The only purpose of the attribute definition is to set up a template. If the attribute was marked as promoted, then it's also displayed to the user for easy editing.
So there's one attribute for value and one for definition. But notice how an definition attribute can be made Inheritable, meaning that it's also applied to all descendant notes. In this case, the definition used for the whole sub-tree while "value" attributes are for each not individually.
Using system attributes
It's possible to create promoted attributes out of system attributes, to be able to easily alter them.
Here are a few practical examples:
- Collections already make use of this practice, for example:
- Calendars add “Start Date”, “End Date”, “Start Time” and “End Time” as promoted attributes. These map to system attributes such as
startDatewhich are then interpreted by the calendar view. - Presentation adds a “Background” promoted attribute for each of the slide to easily be able to customize.
- Calendars add “Start Date”, “End Date”, “Start Time” and “End Time” as promoted attributes. These map to system attributes such as
- The Trilium documentation (which is edited in Trilium) uses a promoted attribute to be able to easily edit the
#shareAlias(see Sharing) in order to form clean URLs. - If you always edit a particular system attribute such as
#color, simply create a promoted attribute for it to make it easier.
Inverse relation
Some relations always occur in pairs - my favorite example is on the family. If you have a note representing husband and note representing wife, then there might be a relation between those two of isPartnerOf. This is bidirectional relationship - meaning that if a relation is pointing from husband to wife then there should be always another relation pointing from wife to husband.

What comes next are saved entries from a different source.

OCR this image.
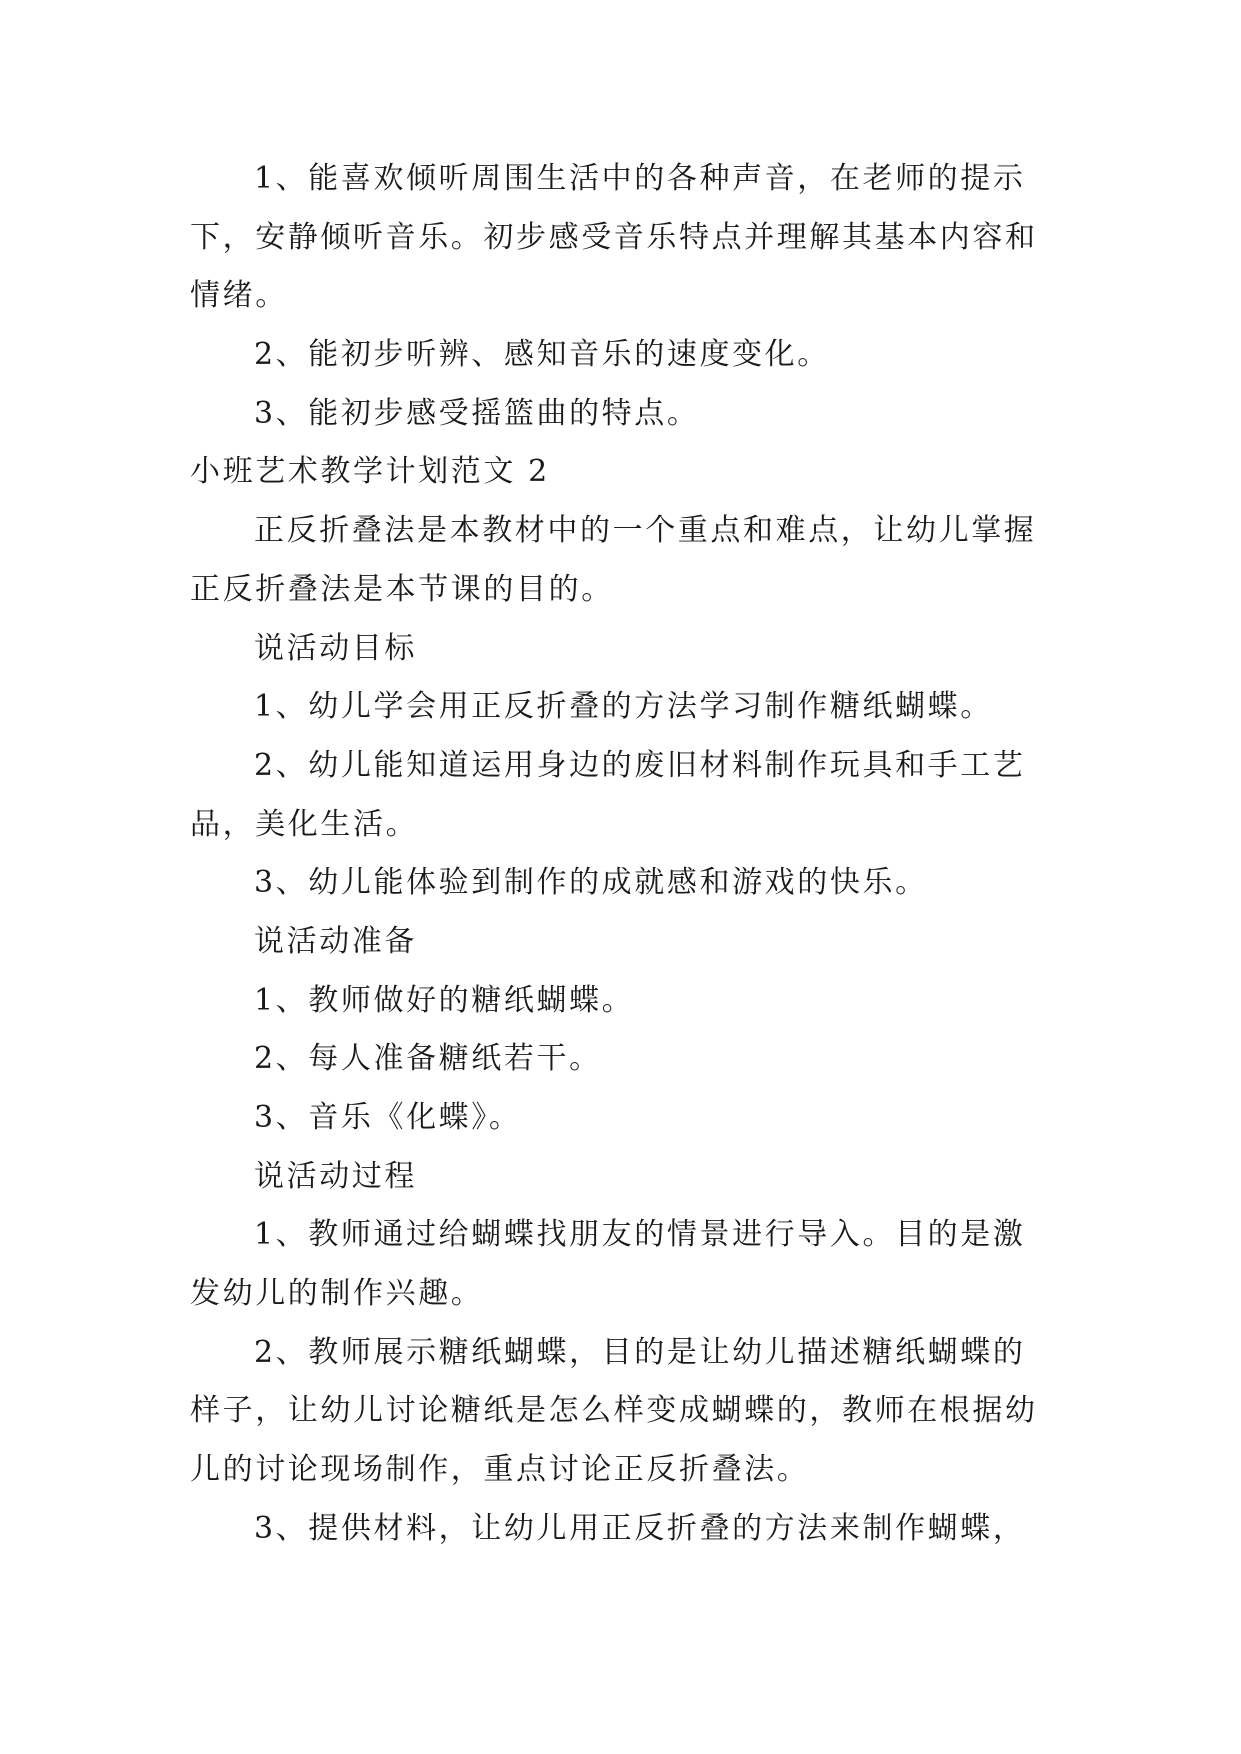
1、能喜欢倾听周围生活中的各种声音，在老师的提示
下，安静倾听音乐。初步感受音乐特点并理解其基本内容和
情绪。
2、能初步听辨、感知音乐的速度变化。
3、能初步感受摇篮曲的特点。
小班艺术教学计划范文 2
正反折叠法是本教材中的一个重点和难点，让幼儿掌握
正反折叠法是本节课的目的。
说活动目标
1、幼儿学会用正反折叠的方法学习制作糖纸蝴蝶。
2、幼儿能知道运用身边的废旧材料制作玩具和手工艺
品，美化生活。
3、幼儿能体验到制作的成就感和游戏的快乐。
说活动准备
1、教师做好的糖纸蝴蝶。
2、每人准备糖纸若干。
3、音乐《化蝶》。
说活动过程
1、教师通过给蝴蝶找朋友的情景进行导入。目的是激
发幼儿的制作兴趣。
2、教师展示糖纸蝴蝶，目的是让幼儿描述糖纸蝴蝶的
样子，让幼儿讨论糖纸是怎么样变成蝴蝶的，教师在根据幼
儿的讨论现场制作，重点讨论正反折叠法。
3、提供材料，让幼儿用正反折叠的方法来制作蝴蝶，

Another example is with parent-child relationship. Again these always occur in pairs, but in this case it's not exact same relation - the one going from parent to child might be called isParentOf and the other one going from child to parent might be called isChildOf.
Relation definition allows you to specify such "inverse relation" - for the relation you just define you specify which is the inverse relation. Note that in the second example we should have two relation definitions - one for isParentOf which defines isChildOf as inverse relation and then second relation definition for isChildOf which defines isParentOf as inverse relation.
What this does internally is that whenever we save a relation which has defined inverse relation, we check that this inverse relation exists on the relation target note. Similarly, when we delete relation, we also delete inverse relation on the target note.